Im Jahr 1941 in eine einflussreiche Familie hineingeboren, gehört Lari zur Elite Pakistans, ihr Studium absolvierte sie Anfang der 1960er Jahre in Oxford. Als sie 1964, gerade einmal Mitte zwanzig, in Karatschi ihr Büro Lari Associates gründete, war sie die erste pakistanische Frau im Architekturberuf. Diese Tatsache gepaart mit einem starken familiären Unterstützungssystem habe dazu beigetragen, dass sie schnell hochkarätige Planungsaufträge erhielt und viele Türen offen standen: „Wenn ich mich mit gleichaltrigen Architektinnen in Europa vergleiche, dann hatten sie wahrscheinlich mehr Schwierigkeiten als ich“, sagt Lari in einem ihrer vielen Interviews. Als Lari ihre Berufslaufbahn begann, befand sich das 1947 nach dem Ende der britischen Kolonialherrschaft gegründete Pakistan mitten im Aufbau.
Was Architektur und Stadtplanung betraf, orientierte sich der junge Staat, der noch keine Ausbildungsinstitute besaß, an westlich geprägten Vorstellungen von Modernität und Fortschritt. Modernistische Betonbauten wie der in den 1950ern errichtete Kapitol-Komplex von Le Corbusier im indischen Chandigarh setzten den Maßstab – auch für Lari. „Le Corbusier war unser Gott“, erzählt sie über ihre Studienzeit in Europa. „In England wurden wir darauf trainiert, ein aufgeblasenes Ego zu haben und möglichst spektakuläre Bauten zu entwerfen.“
Das tat Yasmeen Lari mehrere Jahrzehnte lang. In Split-Leveln, mit abgestuften Terrassen baute auch sie in ihrer Heimat gemäß dem damaligen State of the Art. Ihr eigenes Haus, 1973 in Karatschi aus Beton und Ziegeln errichtet, gilt als wichtiges Beispiel des Brutalismus in Pakistan. Die unkonventionelle Stadtvilla mit dramatischer Geometrie in Form eines Polygons, aus dem bis zu 6 Meter lange Balkone ragen, schaffte es gar unter die 750 Architekturikonen des „Phaidon Atlas of 20th Century World Architecture“.

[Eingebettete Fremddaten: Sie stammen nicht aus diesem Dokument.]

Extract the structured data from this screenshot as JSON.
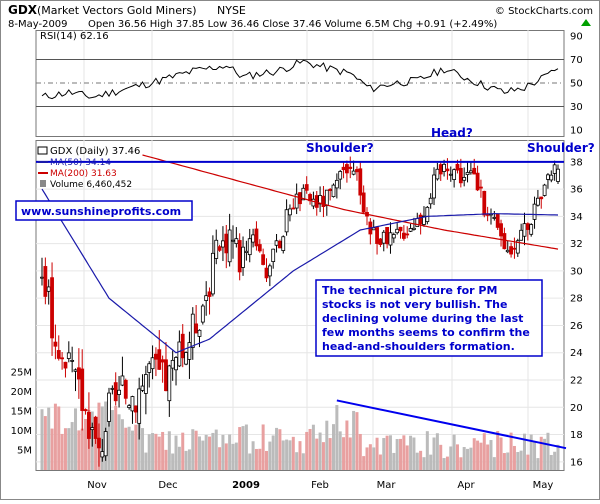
{
  "header": {
    "symbol": "GDX",
    "name": "(Market Vectors Gold Miners)",
    "exchange": "NYSE",
    "credit": "© StockCharts.com",
    "date": "8-May-2009",
    "quote": "Open 36.56  High 37.85  Low 36.46  Close 37.46  Volume 6.5M  Chg +0.91 (+2.49%)",
    "chg_arrow_color": "#00a000"
  },
  "rsi_panel": {
    "label": "RSI(14) 62.16",
    "ticks": [
      10,
      30,
      50,
      70,
      90
    ],
    "levels": [
      30,
      70
    ],
    "center": 50,
    "range": [
      5,
      95
    ]
  },
  "price_panel": {
    "legend": {
      "title": "GDX (Daily) 37.46",
      "ma50": "MA(50) 34.14",
      "ma200": "MA(200) 31.63",
      "volume": "Volume 6,460,452"
    },
    "ticks": [
      16,
      18,
      20,
      22,
      24,
      26,
      28,
      30,
      32,
      34,
      36,
      38
    ],
    "range": [
      15.4,
      39.6
    ],
    "volume_ticks": [
      "5M",
      "10M",
      "15M",
      "20M",
      "25M"
    ]
  },
  "x_axis": {
    "labels": [
      "Nov",
      "Dec",
      "2009",
      "Feb",
      "Mar",
      "Apr",
      "May"
    ]
  },
  "annotations": {
    "shoulder_left": "Shoulder?",
    "head": "Head?",
    "shoulder_right": "Shoulder?",
    "website": "www.sunshineprofits.com",
    "commentary_lines": [
      "The technical picture for PM",
      "stocks is not very bullish. The",
      "declining volume during the last",
      "few months seems to confirm the",
      "head-and-shoulders formation."
    ]
  },
  "colors": {
    "up": "#000000",
    "down": "#cc0000",
    "ma50": "#1a1aaa",
    "ma200": "#cc0000",
    "neckline": "#0000cc",
    "volume_trend": "#0000ee",
    "rsi": "#000000",
    "annotation_text": "#0000cc",
    "box_border": "#0000cc"
  },
  "chart_data": {
    "type": "candlestick",
    "title": "GDX (Market Vectors Gold Miners) NYSE",
    "ylim": [
      15.4,
      39.6
    ],
    "ylabel": "",
    "xlabel": "",
    "resistance_level": 38,
    "series": [
      {
        "name": "GDX",
        "ohlc_keypoints": [
          {
            "x": 0,
            "c": 30
          },
          {
            "x": 5,
            "c": 24
          },
          {
            "x": 10,
            "c": 22
          },
          {
            "x": 14,
            "c": 19
          },
          {
            "x": 17,
            "c": 16.5
          },
          {
            "x": 20,
            "c": 20
          },
          {
            "x": 24,
            "c": 21
          },
          {
            "x": 28,
            "c": 21
          },
          {
            "x": 32,
            "c": 23
          },
          {
            "x": 37,
            "c": 22
          },
          {
            "x": 42,
            "c": 24
          },
          {
            "x": 47,
            "c": 27
          },
          {
            "x": 52,
            "c": 31
          },
          {
            "x": 56,
            "c": 33
          },
          {
            "x": 59,
            "c": 31
          },
          {
            "x": 63,
            "c": 33
          },
          {
            "x": 67,
            "c": 30
          },
          {
            "x": 71,
            "c": 32
          },
          {
            "x": 74,
            "c": 35
          },
          {
            "x": 78,
            "c": 35.5
          },
          {
            "x": 83,
            "c": 35
          },
          {
            "x": 88,
            "c": 36
          },
          {
            "x": 90,
            "c": 37.2
          },
          {
            "x": 94,
            "c": 37
          },
          {
            "x": 98,
            "c": 33
          },
          {
            "x": 103,
            "c": 32
          },
          {
            "x": 108,
            "c": 33
          },
          {
            "x": 113,
            "c": 34
          },
          {
            "x": 117,
            "c": 36.5
          },
          {
            "x": 121,
            "c": 38
          },
          {
            "x": 125,
            "c": 37
          },
          {
            "x": 129,
            "c": 37
          },
          {
            "x": 133,
            "c": 34
          },
          {
            "x": 136,
            "c": 33
          },
          {
            "x": 139,
            "c": 31.5
          },
          {
            "x": 142,
            "c": 32.5
          },
          {
            "x": 146,
            "c": 34
          },
          {
            "x": 149,
            "c": 35
          },
          {
            "x": 152,
            "c": 37
          },
          {
            "x": 154,
            "c": 37.5
          }
        ]
      },
      {
        "name": "MA(50)",
        "points": [
          {
            "x": 0,
            "y": 36
          },
          {
            "x": 20,
            "y": 28
          },
          {
            "x": 40,
            "y": 24
          },
          {
            "x": 50,
            "y": 25
          },
          {
            "x": 75,
            "y": 30
          },
          {
            "x": 95,
            "y": 33
          },
          {
            "x": 115,
            "y": 34
          },
          {
            "x": 135,
            "y": 34.2
          },
          {
            "x": 154,
            "y": 34.1
          }
        ]
      },
      {
        "name": "MA(200)",
        "points": [
          {
            "x": 30,
            "y": 38.5
          },
          {
            "x": 60,
            "y": 36.5
          },
          {
            "x": 90,
            "y": 34.5
          },
          {
            "x": 120,
            "y": 33.0
          },
          {
            "x": 154,
            "y": 31.6
          }
        ]
      }
    ],
    "volume_trend": [
      {
        "x": 88,
        "y": 20.5
      },
      {
        "x": 154,
        "y": 17
      }
    ],
    "rsi_keypoints": [
      {
        "x": 0,
        "y": 38
      },
      {
        "x": 8,
        "y": 42
      },
      {
        "x": 15,
        "y": 38
      },
      {
        "x": 25,
        "y": 45
      },
      {
        "x": 35,
        "y": 52
      },
      {
        "x": 45,
        "y": 60
      },
      {
        "x": 55,
        "y": 65
      },
      {
        "x": 60,
        "y": 55
      },
      {
        "x": 65,
        "y": 58
      },
      {
        "x": 70,
        "y": 60
      },
      {
        "x": 78,
        "y": 68
      },
      {
        "x": 86,
        "y": 62
      },
      {
        "x": 92,
        "y": 58
      },
      {
        "x": 98,
        "y": 45
      },
      {
        "x": 105,
        "y": 50
      },
      {
        "x": 112,
        "y": 52
      },
      {
        "x": 120,
        "y": 62
      },
      {
        "x": 126,
        "y": 55
      },
      {
        "x": 132,
        "y": 48
      },
      {
        "x": 138,
        "y": 42
      },
      {
        "x": 144,
        "y": 46
      },
      {
        "x": 150,
        "y": 55
      },
      {
        "x": 154,
        "y": 62.16
      }
    ]
  }
}
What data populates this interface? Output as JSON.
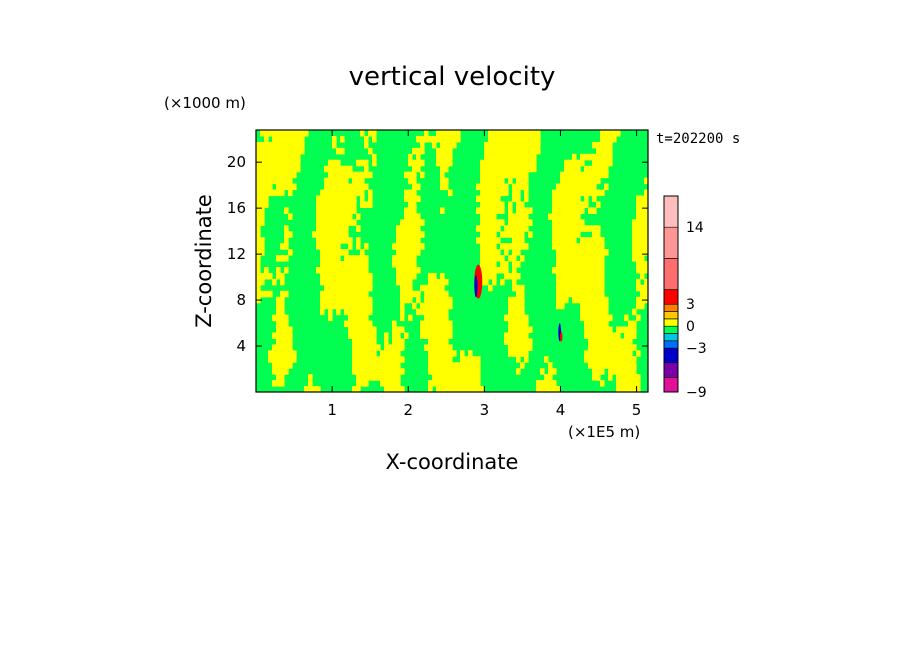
{
  "chart_data": {
    "type": "heatmap",
    "title": "vertical velocity",
    "xlabel": "X-coordinate",
    "ylabel": "Z-coordinate",
    "x_unit": "(×1E5 m)",
    "y_unit": "(×1000 m)",
    "time_label": "t=202200 s",
    "xlim": [
      0,
      5.15
    ],
    "ylim": [
      0,
      22.8
    ],
    "x_ticks": [
      1,
      2,
      3,
      4,
      5
    ],
    "y_ticks": [
      4,
      8,
      12,
      16,
      20
    ],
    "colorbar": {
      "tick_labels": [
        "14",
        "3",
        "0",
        "−3",
        "−9"
      ],
      "tick_values": [
        14,
        3,
        0,
        -3,
        -9
      ],
      "levels": [
        {
          "from": -9,
          "to": -7,
          "color": "#e0109a"
        },
        {
          "from": -7,
          "to": -5,
          "color": "#7a00aa"
        },
        {
          "from": -5,
          "to": -3,
          "color": "#0000cc"
        },
        {
          "from": -3,
          "to": -2,
          "color": "#0070ff"
        },
        {
          "from": -2,
          "to": -1,
          "color": "#00c8e0"
        },
        {
          "from": -1,
          "to": 0,
          "color": "#00ff50"
        },
        {
          "from": 0,
          "to": 1,
          "color": "#ffff00"
        },
        {
          "from": 1,
          "to": 2,
          "color": "#ffc800"
        },
        {
          "from": 2,
          "to": 3,
          "color": "#ff8000"
        },
        {
          "from": 3,
          "to": 6,
          "color": "#ff0000"
        },
        {
          "from": 6,
          "to": 10,
          "color": "#ff6e6e"
        },
        {
          "from": 10,
          "to": 14,
          "color": "#ff9696"
        },
        {
          "from": 14,
          "to": 18,
          "color": "#ffbebe"
        }
      ]
    },
    "colors": {
      "background_field": "#00ff50",
      "positive_field": "#ffff00",
      "updraft_core": "#ff0000",
      "downdraft_core": "#0000cc"
    }
  }
}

Doch diese Architektur der großen Gesten trägt gegenwärtig massiv zur Klimakrise bei, Yasmeen Lari zufolge ist sie nicht mehr zeitgemäß: „Was wir heute brauchen, sind keine imposanten Megastrukturen, sondern praktische Lösungen für Krisenzeiten“, sagt sie. Lösungen sieht sie in traditionellen Konstruktionstechniken und lokal verfügbaren Materialien. Architektur sollte an gegenwärtige klimatische Herausforderungen angepasst sein und von denjenigen mitentwickelt werden, die das Gebäude auch nutzen.
Die Ausstellung
Yasmeen Lari. Architektur für die Zukunft.
Architekturzentrum Wien. Bis 16. August 2023. Katalog (englisch) 39 Euro.